Business Analytics and Information Systems, Faculty, Management, Research
Within reason, online retailers stand to profit if they’re willing to extend their merchandise return policies, according to research conducted by three Harbert College of Business faculty members.
In their co-authored paper, “Return Time Leniency in Online Retail: A Signaling Theory Perspective on Buying Outcomes,” supply chain management associate professor Shashank Rao, management professor Brian Connelly, and business analytics associate professor Kang Bok Lee, reveal that extended product return time policies attract more customers and cultivates customer trust. Their work was published by Decision Sciences, an elite journal.
“Can it be demonstrated that there are ancillary benefits to the retailer liberalizing the return policy?” Rao asked. “The answer is ‘yes’ because we not only know that people are more likely to buy – but also that people are willing to pay more. You can sell the same item for a higher amount by liberalizing a return policy than if you tried to sell it with a very stringent return policy.

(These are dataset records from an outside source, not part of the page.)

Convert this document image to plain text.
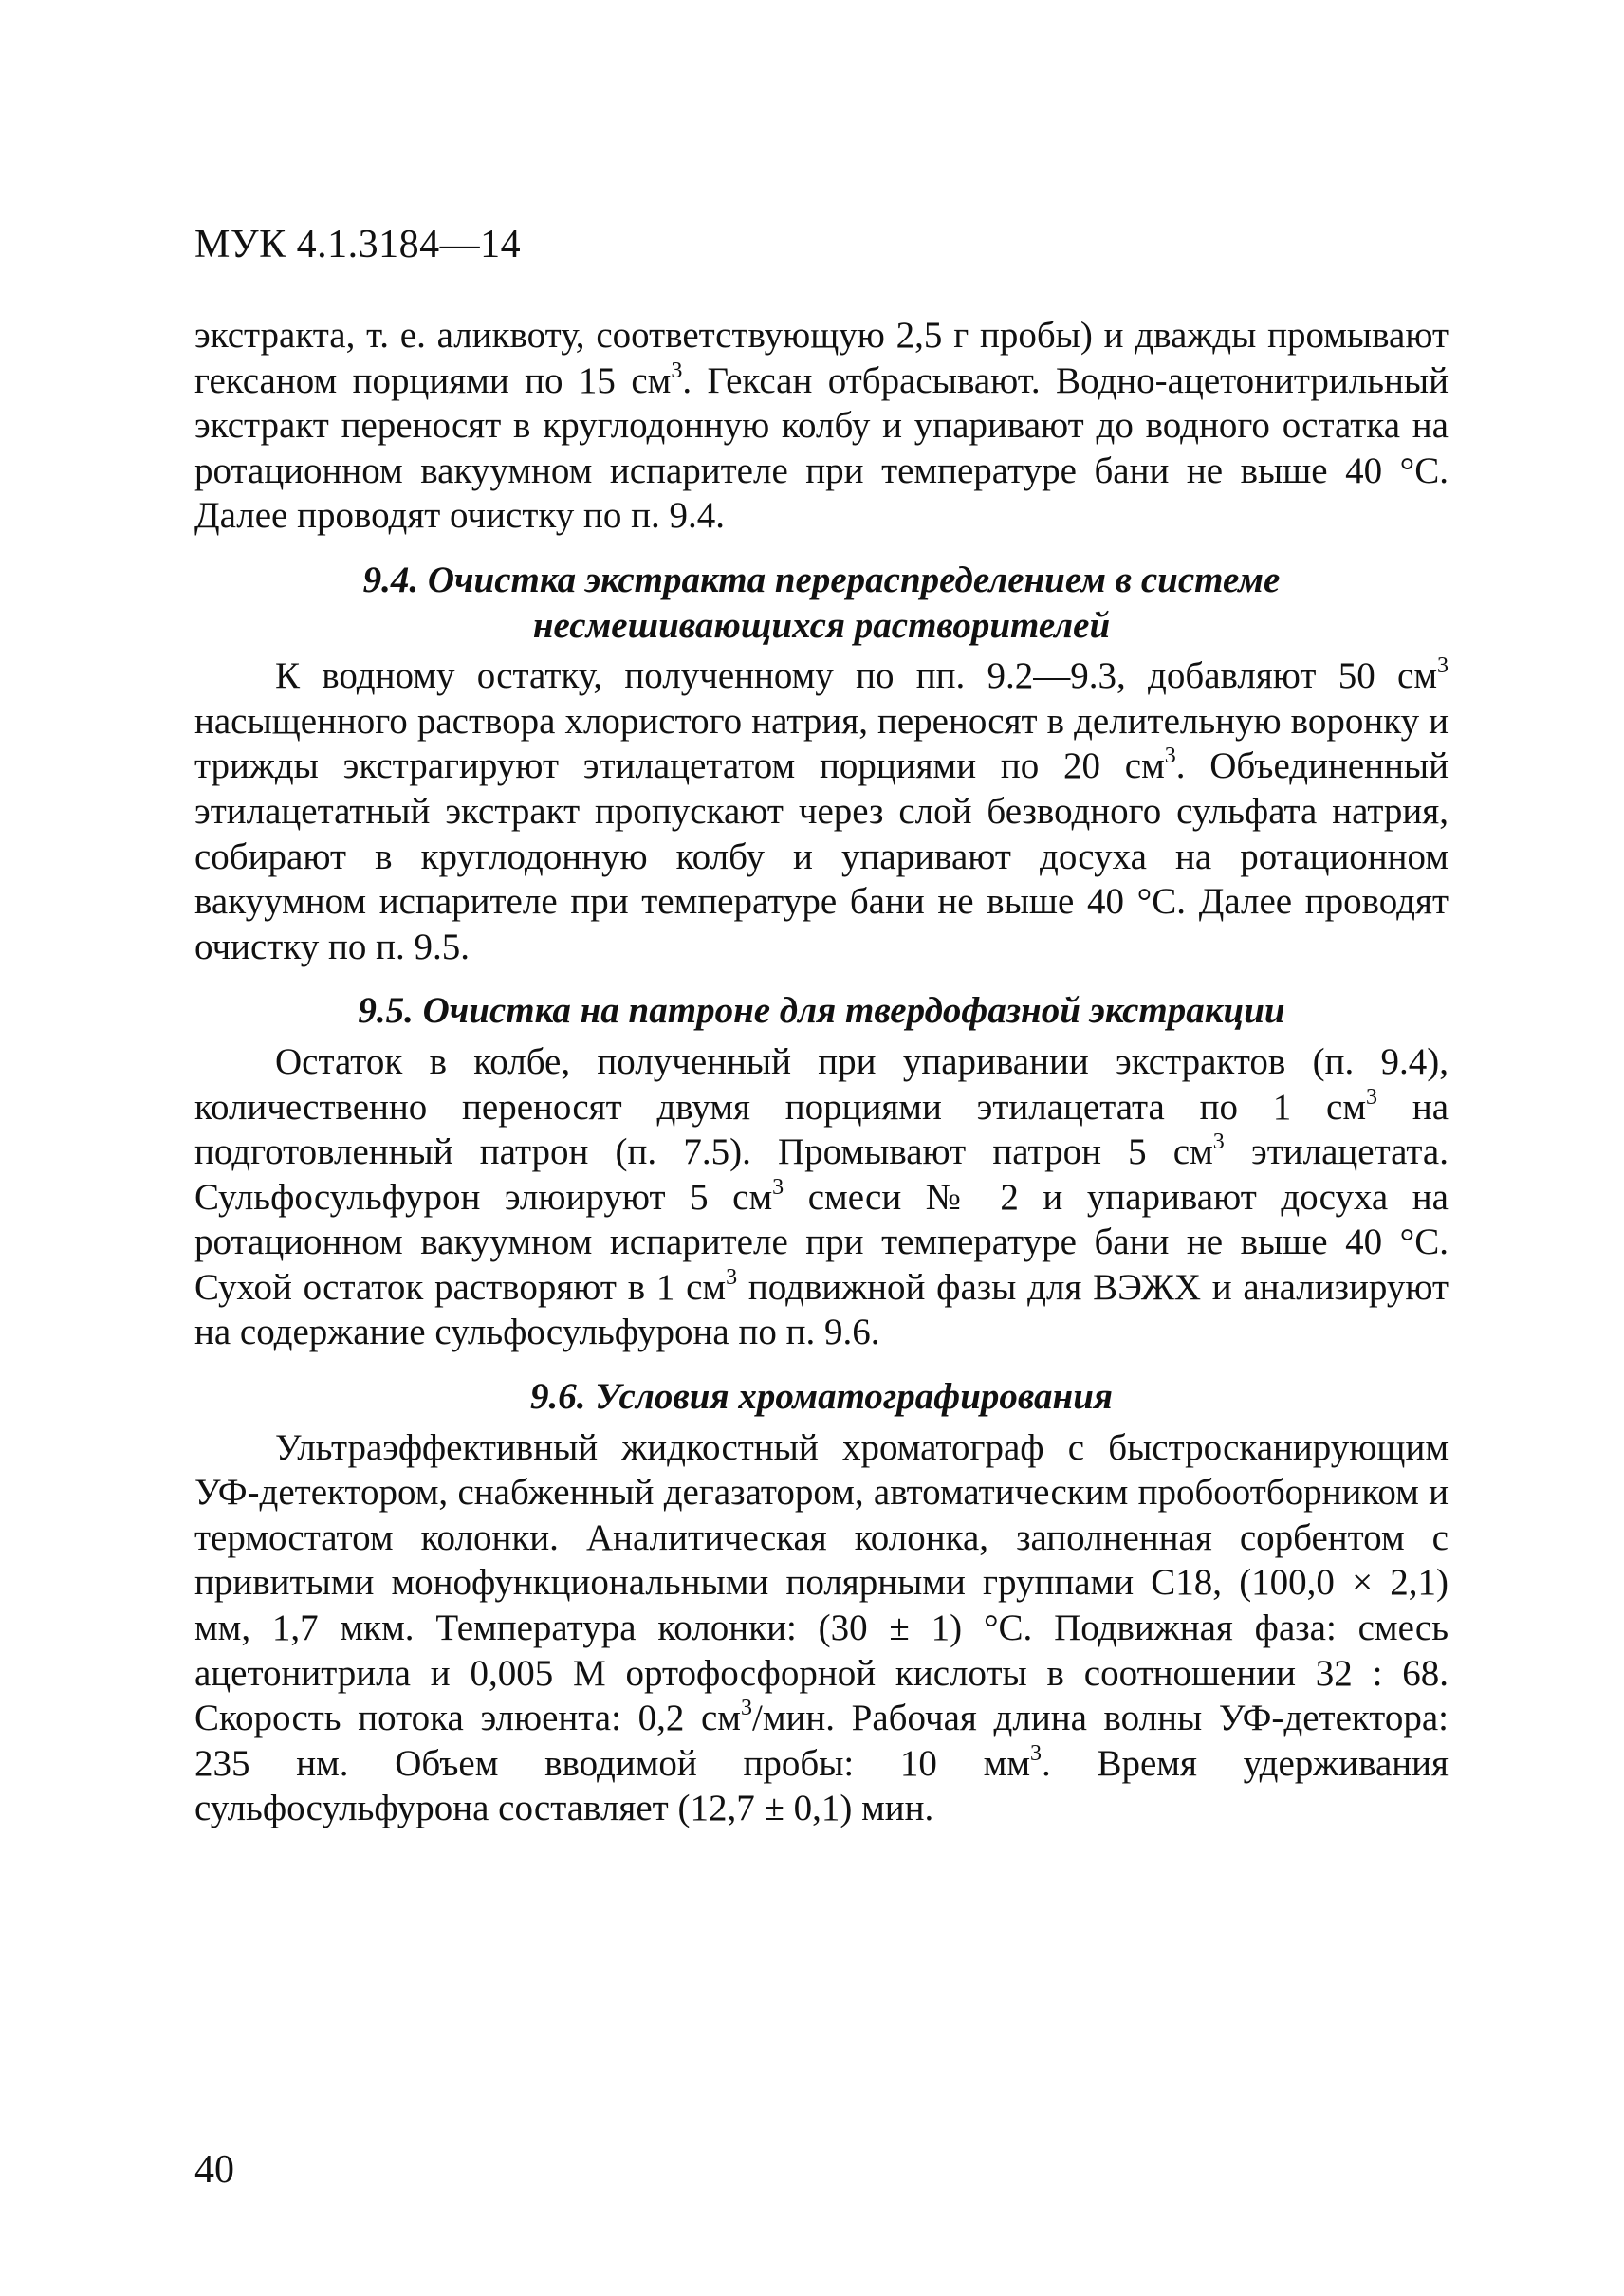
МУК 4.1.3184—14

экстракта, т. е. аликвоту, соответствующую 2,5 г пробы) и дважды промывают гексаном порциями по 15 $см^3$. Гексан отбрасывают. Водно-ацетонитрильный экстракт переносят в круглодонную колбу и упаривают до водного остатка на ротационном вакуумном испарителе при температуре бани не выше 40 °С. Далее проводят очистку по п. 9.4.

9.4. Очистка экстракта перераспределением в системе
несмешивающихся растворителей

К водному остатку, полученному по пп. 9.2—9.3, добавляют 50 $см^3$ насыщенного раствора хлористого натрия, переносят в делительную воронку и трижды экстрагируют этилацетатом порциями по 20 $см^3$. Объединенный этилацетатный экстракт пропускают через слой безводного сульфата натрия, собирают в круглодонную колбу и упаривают досуха на ротационном вакуумном испарителе при температуре бани не выше 40 °С. Далее проводят очистку по п. 9.5.

9.5. Очистка на патроне для твердофазной экстракции

Остаток в колбе, полученный при упаривании экстрактов (п. 9.4), количественно переносят двумя порциями этилацетата по 1 $см^3$ на подготовленный патрон (п. 7.5). Промывают патрон 5 $см^3$ этилацетата. Сульфосульфурон элюируют 5 $см^3$ смеси № 2 и упаривают досуха на ротационном вакуумном испарителе при температуре бани не выше 40 °С. Сухой остаток растворяют в 1 $см^3$ подвижной фазы для ВЭЖХ и анализируют на содержание сульфосульфурона по п. 9.6.

9.6. Условия хроматографирования

Ультраэффективный жидкостный хроматограф с быстросканирующим УФ-детектором, снабженный дегазатором, автоматическим пробоотборником и термостатом колонки. Аналитическая колонка, заполненная сорбентом с привитыми монофункциональными полярными группами С18, (100,0 × 2,1) мм, 1,7 мкм. Температура колонки: (30 ± 1) °С. Подвижная фаза: смесь ацетонитрила и 0,005 М ортофосфорной кислоты в соотношении 32 : 68. Скорость потока элюента: 0,2 $см^3$/мин. Рабочая длина волны УФ-детектора: 235 нм. Объем вводимой пробы: 10 $мм^3$. Время удерживания сульфосульфурона составляет (12,7 ± 0,1) мин.

40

The argument that comes out of this is – if you are a retailer – you could make money off of a liberal return policy.”
Why is this important? Prior research has revealed that more than 66 percent of shoppers pay attention to an online retailer’s return policy before making a purchase, as compared to just 22 percent of online purchases that are returned. Rao said that return policies have the opportunity to impact many more customers than actual returns experiences. Yet, most research in this area has focused on returns experiences rather than on returns policies.
Purchase situations between buyers and sellers are asymmetric. In other words, a seller has a product and knows far more about that product than the buyer. When purchasing online, this gap is even more exacerbated, particularly since the buyer cannot try on the item in a fitting room or hold it.
“Historically, what a return policy has done is try to eliminate or reduce the information,” Rao said. “But if there is something that retailers can do to reduce that information asymmetrically -- they will probably do that.
“This liberal (extended) return policy sends a signal to the buyer that says, ‘You know what … maybe this is a product where I don’t need to be worried because the seller doesn’t have anything to hide.’ In addition, an even more interestingly, the research reveals that the benefits accrued to the retailer from liberalizing the return policy are non-linear. This means that there is evidence of a sweet spot for a returns policy, which can result in the most benefits for retailers. Therefore, a retailer going from a highly-stringent return policy to a moderately liberal one is going to see more benefits than one going from a moderately liberal return policy to a highly liberal one.”
The paper was also co-authored by Deepak Iyengar of Central Washington University.